65536 float elements
Test -> Time (usec)
1 -> 37.7
2 -> 12.3
3 -> 38.7
4 -> 13.1
5 -> 24.7
6 -> 9.0

2^21 float Elements (~# of pixels in a 1920 x 1080 HD image)
Test -> Time (usec)
1 -> 654
2 -> 368
3 -> 692
4 -> 360
5 -> 488
6 -> 274

Looks like the shuffle only version is ~20-25% faster (like shaklee3 mentioned above) than the shared only version.

Interesting that the (shared+shuffle) version is slower than the pure shared version, and I think this has something to do with the fact that the shared version drops warps quite quickly since every add halves the number of warps still participating in a block. However, the shared memory only version uses the ‘unsafe’ assumption that shared memory locations within a warp are synchronized and I don’t do syncthreads() after I get below 32 values. To make matters worse, it was actually not working correctly until I added the volatile keyword to the static shared memory declaration in the shared only version. Lesson learned.

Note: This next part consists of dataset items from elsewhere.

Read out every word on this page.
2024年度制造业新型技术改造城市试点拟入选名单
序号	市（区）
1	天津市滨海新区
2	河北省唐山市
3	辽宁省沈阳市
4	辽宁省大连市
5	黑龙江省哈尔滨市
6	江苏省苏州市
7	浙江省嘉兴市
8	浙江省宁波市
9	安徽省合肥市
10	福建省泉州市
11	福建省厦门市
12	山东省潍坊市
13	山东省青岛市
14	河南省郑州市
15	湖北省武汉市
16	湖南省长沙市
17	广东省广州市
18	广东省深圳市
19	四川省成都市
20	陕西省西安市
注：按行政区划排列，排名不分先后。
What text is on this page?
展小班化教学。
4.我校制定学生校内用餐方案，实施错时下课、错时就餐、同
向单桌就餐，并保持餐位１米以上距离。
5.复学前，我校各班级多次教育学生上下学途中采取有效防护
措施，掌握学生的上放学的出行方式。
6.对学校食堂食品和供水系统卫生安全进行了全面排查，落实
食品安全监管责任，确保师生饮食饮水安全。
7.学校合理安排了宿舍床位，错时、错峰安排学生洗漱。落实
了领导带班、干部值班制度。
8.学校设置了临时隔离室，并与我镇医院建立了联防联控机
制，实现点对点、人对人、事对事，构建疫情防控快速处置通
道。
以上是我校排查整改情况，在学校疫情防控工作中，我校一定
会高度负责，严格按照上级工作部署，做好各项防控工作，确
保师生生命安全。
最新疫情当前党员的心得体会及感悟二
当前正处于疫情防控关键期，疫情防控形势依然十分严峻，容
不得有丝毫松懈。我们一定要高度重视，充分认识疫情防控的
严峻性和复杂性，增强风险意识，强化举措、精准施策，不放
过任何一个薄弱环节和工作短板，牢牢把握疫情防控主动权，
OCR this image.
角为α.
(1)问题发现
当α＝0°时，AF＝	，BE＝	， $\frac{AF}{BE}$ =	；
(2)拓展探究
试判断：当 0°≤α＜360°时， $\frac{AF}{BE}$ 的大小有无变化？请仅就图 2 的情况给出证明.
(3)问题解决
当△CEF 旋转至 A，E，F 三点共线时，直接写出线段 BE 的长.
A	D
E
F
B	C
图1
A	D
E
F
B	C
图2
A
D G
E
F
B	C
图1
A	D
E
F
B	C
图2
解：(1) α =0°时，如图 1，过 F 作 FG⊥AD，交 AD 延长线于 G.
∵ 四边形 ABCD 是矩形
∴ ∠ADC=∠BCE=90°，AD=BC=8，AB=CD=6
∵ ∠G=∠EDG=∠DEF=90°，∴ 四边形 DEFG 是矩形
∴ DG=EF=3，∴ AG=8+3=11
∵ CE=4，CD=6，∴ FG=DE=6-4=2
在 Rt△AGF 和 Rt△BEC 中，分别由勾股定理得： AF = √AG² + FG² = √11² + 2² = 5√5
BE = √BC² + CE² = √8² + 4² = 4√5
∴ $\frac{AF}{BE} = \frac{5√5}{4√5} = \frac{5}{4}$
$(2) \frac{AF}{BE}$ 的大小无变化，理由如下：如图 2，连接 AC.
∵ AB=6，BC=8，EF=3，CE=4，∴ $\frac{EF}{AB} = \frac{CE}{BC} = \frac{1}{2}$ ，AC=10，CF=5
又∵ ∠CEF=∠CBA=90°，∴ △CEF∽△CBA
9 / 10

Going to follow this up with a test that atomically sums into doubles, which I’m guessing is quite commonly needed when summing more than a million floats.

for 2^21 float elements on a K20c using using __shfl() and shared mem with no atomics or vector loads I get an average of 68 usec (averaged over 100 reps) with almost 60% of global memory bandwidth.

When I get up to 2^27 float elements (average 3058 usec) the global memory bandwidth gets to about 85%.

Those vectorized loads have never made significant positive difference on the K20c in my experience, I wonder if this makes more of a difference on the consumer cards.

How many floats are you summing per block? I’m surprised there is that much difference between the different methods. For large enough chunks of data reduction should be entirely memory bound, as CudaaduC mentioned.

As stated above, always using 1024 threads/block. I understand that this is a fairly simple kernel and should be memory I/O bound; don’t know why there’s such large variations, but the NVidia folks show the same thing.

On the ‘Parallel for All’ Blog I mention above there’s a chart that plots bandwidth as a function of reduction size (in integer elements) for several methods (mostly the same ones I measured). In that chart it’s pretty clear that saturation doesn’t occur until about 32M elements. Now that was for a much bigger card than mine (K20x), and I haven’t done an exhaustive study over size for my card, so I don’t know where on that curve I am. However, you can see right in the middle of that chart there’s quite a separation, and that’s at roughly 2M samples, the larger of the two sizes I timed and posted above (I happen to deal mostly with HD images, so that size is particularly important to me).

I’m more than happy to post my code for review, but it’s pretty much ripped from the blog with some changes to template the block size and incoming data size (vector vs. non-vector).

There doesn’t need to be a 1-to-1 relationship between threads and summands. In fact it is quite wasteful to have as many threads as numbers to add. It is much more efficient to have just enough threads to fully load the device and then within each thread sum over multiple addends just as a serial version of the code would, as this does not need any communication between threads and avoids leaving most of the threads unused as the reduction progresses. The different parallel reduction techniques for reducing all thread results to a single result per block would then only account for a tiny fraction of the entire runtime and thus make only a small difference.

I haven’t checked the parallel forall blog in particular. I just remember the early Nvidia presentations on parallel reduction based on Mark Harris’ work. They went through all the different code variants for didactical reasons so the speedup for each transformation could be recorded. Above optimization was then left as the last improvement step. Would they have performed this optimization as the first step, all others would have made little difference.